Jill Pacetti and her family were downtown for breakfast this weekend when they came across the damage on buildings, walls and other property in the area of Cordova Street, Bridge Street, Grenada Street, and Charlotte Street in the Old City subdivision. They found damage from tagging as far away as the post office on King Street. The police were notified.
- The city has had outbreaks of graffiti in the past. In September 2014, one of the obelisk monuments in Constitution Plaza was tagged. The north-facing base, seen as you exit through the Cathedral Basilica’s main doors, had been vandalized with the words “Be God” and the symbol of an upside-down cross. At the same time, the south face of a sign at 100 San Marco Avenue in front of the Prince of Peace Votive Church had be vandalized with the same message using a similar black spray paint.
The consequences can multiply when dealing with historic buildings and landmarks over those of commercial buildings. In those cases where they are tagged, the damage usually requires special solvents gentle enough not to erode the materials used in construction and double the man-hours in labor to complete the cleaning.
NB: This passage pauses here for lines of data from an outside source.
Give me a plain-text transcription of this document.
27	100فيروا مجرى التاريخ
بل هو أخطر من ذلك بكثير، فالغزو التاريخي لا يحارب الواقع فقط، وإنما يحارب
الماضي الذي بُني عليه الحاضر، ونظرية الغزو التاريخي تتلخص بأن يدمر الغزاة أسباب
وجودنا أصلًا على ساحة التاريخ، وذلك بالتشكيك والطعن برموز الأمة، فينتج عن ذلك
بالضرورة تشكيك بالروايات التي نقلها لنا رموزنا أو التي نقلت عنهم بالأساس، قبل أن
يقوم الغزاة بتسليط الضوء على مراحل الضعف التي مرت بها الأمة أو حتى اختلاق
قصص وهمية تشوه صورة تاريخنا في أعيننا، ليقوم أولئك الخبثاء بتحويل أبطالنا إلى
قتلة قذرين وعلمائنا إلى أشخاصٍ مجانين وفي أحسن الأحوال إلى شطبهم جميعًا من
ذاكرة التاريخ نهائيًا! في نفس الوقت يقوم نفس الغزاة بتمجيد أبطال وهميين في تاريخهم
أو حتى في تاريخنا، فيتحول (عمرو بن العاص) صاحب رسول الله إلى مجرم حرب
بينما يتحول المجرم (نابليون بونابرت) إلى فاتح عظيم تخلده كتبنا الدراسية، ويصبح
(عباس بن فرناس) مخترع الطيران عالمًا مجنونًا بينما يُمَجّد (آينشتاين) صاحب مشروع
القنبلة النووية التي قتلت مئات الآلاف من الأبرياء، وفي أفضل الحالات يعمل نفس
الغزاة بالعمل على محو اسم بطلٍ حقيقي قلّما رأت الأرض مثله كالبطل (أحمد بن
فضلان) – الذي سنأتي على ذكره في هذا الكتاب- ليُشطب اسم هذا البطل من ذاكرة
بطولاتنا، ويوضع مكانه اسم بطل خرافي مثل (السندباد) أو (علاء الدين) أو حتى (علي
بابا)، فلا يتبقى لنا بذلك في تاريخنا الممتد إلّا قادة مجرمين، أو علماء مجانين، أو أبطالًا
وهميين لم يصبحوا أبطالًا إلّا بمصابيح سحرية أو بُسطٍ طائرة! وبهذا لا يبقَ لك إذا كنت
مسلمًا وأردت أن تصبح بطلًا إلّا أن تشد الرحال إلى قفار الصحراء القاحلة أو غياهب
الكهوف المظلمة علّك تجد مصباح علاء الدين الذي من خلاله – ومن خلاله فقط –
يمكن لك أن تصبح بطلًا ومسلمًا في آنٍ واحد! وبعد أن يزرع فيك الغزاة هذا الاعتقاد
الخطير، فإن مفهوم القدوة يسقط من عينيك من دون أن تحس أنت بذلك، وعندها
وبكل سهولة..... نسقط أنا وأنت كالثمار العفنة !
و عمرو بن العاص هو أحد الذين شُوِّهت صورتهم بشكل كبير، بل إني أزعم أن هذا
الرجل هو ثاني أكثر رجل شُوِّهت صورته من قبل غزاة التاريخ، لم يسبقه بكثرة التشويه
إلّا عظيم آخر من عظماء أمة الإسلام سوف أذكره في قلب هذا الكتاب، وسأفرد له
Historic City News reader Dan Holiday volunteered to help St Augustine city employees employ enough “elbow grease” to rub out spray paint damage to one monument last year. He said that he had hoped those responsible had learned their lesson, since police have made arrests previously in graffiti attacks.
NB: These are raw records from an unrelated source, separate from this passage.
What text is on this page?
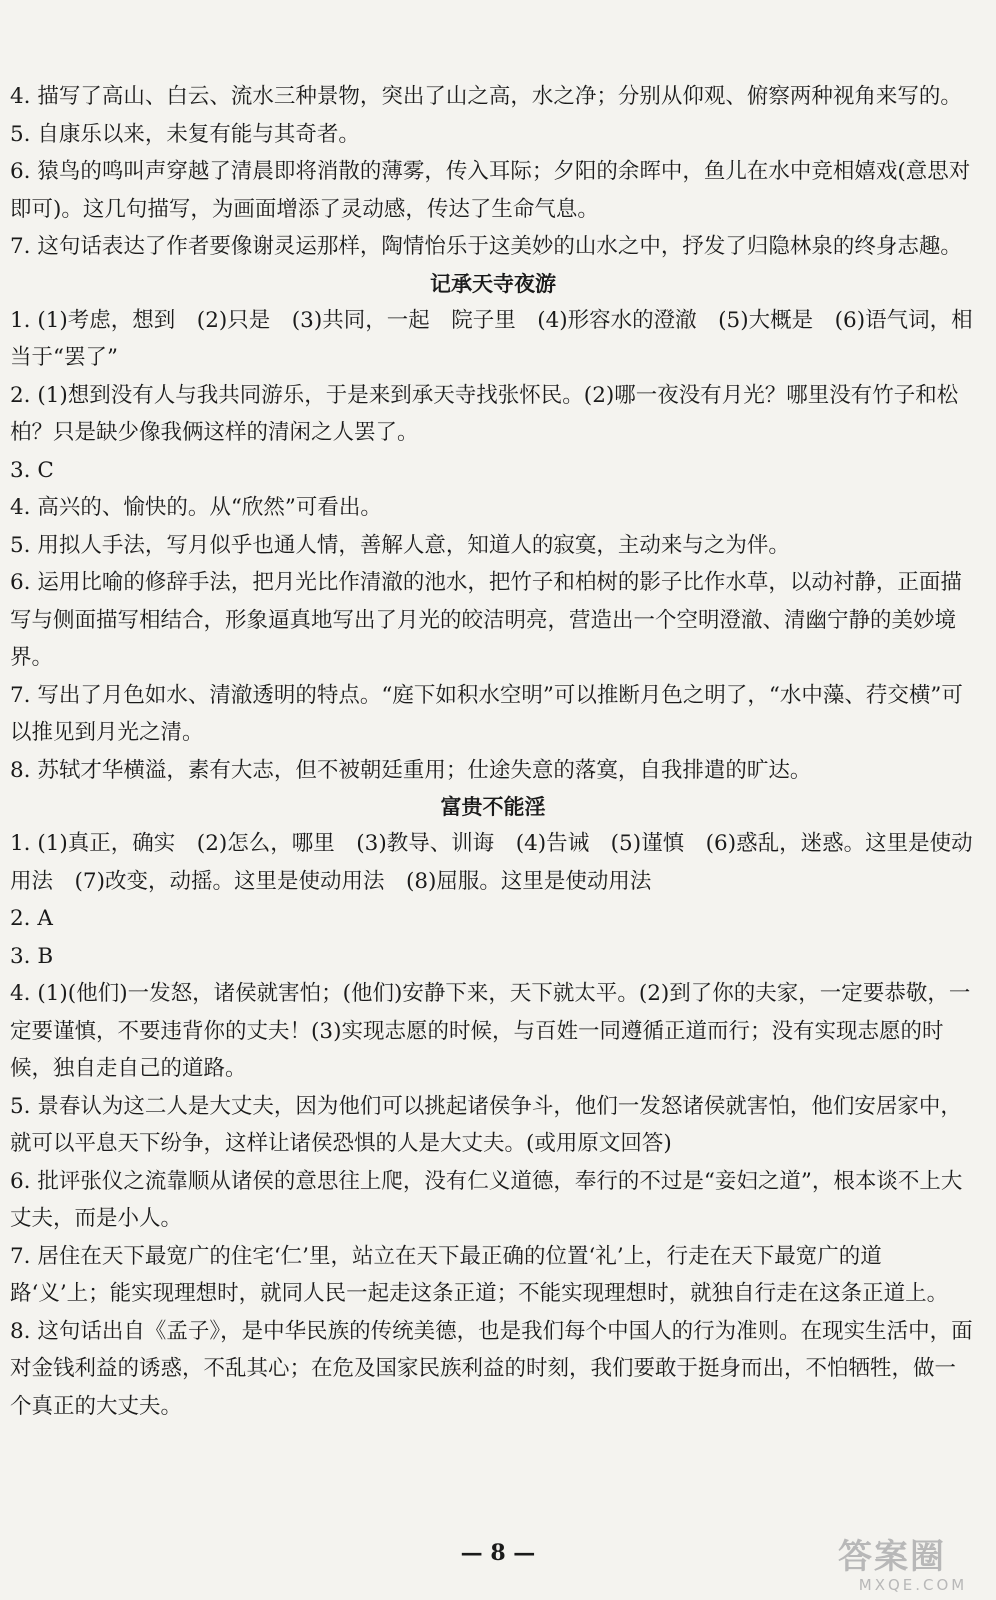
4. 描写了高山、白云、流水三种景物，突出了山之高，水之净；分别从仰观、俯察两种视角来写的。

5. 自康乐以来，未复有能与其奇者。

6. 猿鸟的鸣叫声穿越了清晨即将消散的薄雾，传入耳际；夕阳的余晖中，鱼儿在水中竞相嬉戏(意思对即可)。这几句描写，为画面增添了灵动感，传达了生命气息。

7. 这句话表达了作者要像谢灵运那样，陶情怡乐于这美妙的山水之中，抒发了归隐林泉的终身志趣。

记承天寺夜游

1. (1)考虑，想到　(2)只是　(3)共同，一起　院子里　(4)形容水的澄澈　(5)大概是　(6)语气词，相当于“罢了”

2. (1)想到没有人与我共同游乐，于是来到承天寺找张怀民。(2)哪一夜没有月光？哪里没有竹子和松柏？只是缺少像我俩这样的清闲之人罢了。

3. C

4. 高兴的、愉快的。从“欣然”可看出。

5. 用拟人手法，写月似乎也通人情，善解人意，知道人的寂寞，主动来与之为伴。

6. 运用比喻的修辞手法，把月光比作清澈的池水，把竹子和柏树的影子比作水草，以动衬静，正面描写与侧面描写相结合，形象逼真地写出了月光的皎洁明亮，营造出一个空明澄澈、清幽宁静的美妙境界。

7. 写出了月色如水、清澈透明的特点。“庭下如积水空明”可以推断月色之明了，“水中藻、荇交横”可以推见到月光之清。

8. 苏轼才华横溢，素有大志，但不被朝廷重用；仕途失意的落寞，自我排遣的旷达。

富贵不能淫

1. (1)真正，确实　(2)怎么，哪里　(3)教导、训诲　(4)告诫　(5)谨慎　(6)惑乱，迷惑。这里是使动用法　(7)改变，动摇。这里是使动用法　(8)屈服。这里是使动用法

2. A

3. B

4. (1)(他们)一发怒，诸侯就害怕；(他们)安静下来，天下就太平。(2)到了你的夫家，一定要恭敬，一定要谨慎，不要违背你的丈夫！(3)实现志愿的时候，与百姓一同遵循正道而行；没有实现志愿的时候，独自走自己的道路。

5. 景春认为这二人是大丈夫，因为他们可以挑起诸侯争斗，他们一发怒诸侯就害怕，他们安居家中，就可以平息天下纷争，这样让诸侯恐惧的人是大丈夫。(或用原文回答)

6. 批评张仪之流靠顺从诸侯的意思往上爬，没有仁义道德，奉行的不过是“妾妇之道”，根本谈不上大丈夫，而是小人。

7. 居住在天下最宽广的住宅‘仁’里，站立在天下最正确的位置‘礼’上，行走在天下最宽广的道路‘义’上；能实现理想时，就同人民一起走这条正道；不能实现理想时，就独自行走在这条正道上。

8. 这句话出自《孟子》，是中华民族的传统美德，也是我们每个中国人的行为准则。在现实生活中，面对金钱利益的诱惑，不乱其心；在危及国家民族利益的时刻，我们要敢于挺身而出，不怕牺牲，做一个真正的大丈夫。

— 8 —	答案圈
MXQE.COM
Some materials, like the soft, native coquina, which was once mined on Anastasia Island, can be found in the foundation walls of the Castillo de San Marcos National Monument, and other 17th and 18th century structures downtown. Police apprehended vandals who defaced the fort with graffiti and they faced criminal prosecution.
- In August 2011, U.S. Magistrate Judge Joel Toomey sentenced Scott Anthony Hill, 22, and Fang Chin Tsai, 20, both of Jacksonville, to 24-months of probation, one month of home detention, to pay $1,000 in fines and restitution to the National Park Service, and to perform community service at the Castillo de San Marcos National Monument for malicious damage to United States property. They were also charged in state court where they were fined additional fees and court costs and ordered to perform additional community service. The actual damage caused to the fort, more than 300 years since its initial completion in 1695, and the work required to remove the graffiti safely, is not measurable.
- In a separate incident, police apprehended vandals who defaced “Firm” and “Faithful”, the lion statues at the west end of the bridge. They, too, faced criminal prosecution. St Augustine Police arrested Montezz Lamont Blackmon in August 2011 for spraying red paint covering the eyes and nose of one of the lions. A 15-year-old girl with Blackmon admitted to “having paint” but said she did not spray any of it. After finding him guilty, Judge Charles Tinlin sentenced Blackmon to 12-months supervised probation, 300-hours of community service, to make $721.93 in restitution to the City of St. Augustine, to pay fines and court costs of $848 and to write a letter of apology to the citizens of St. Augustine.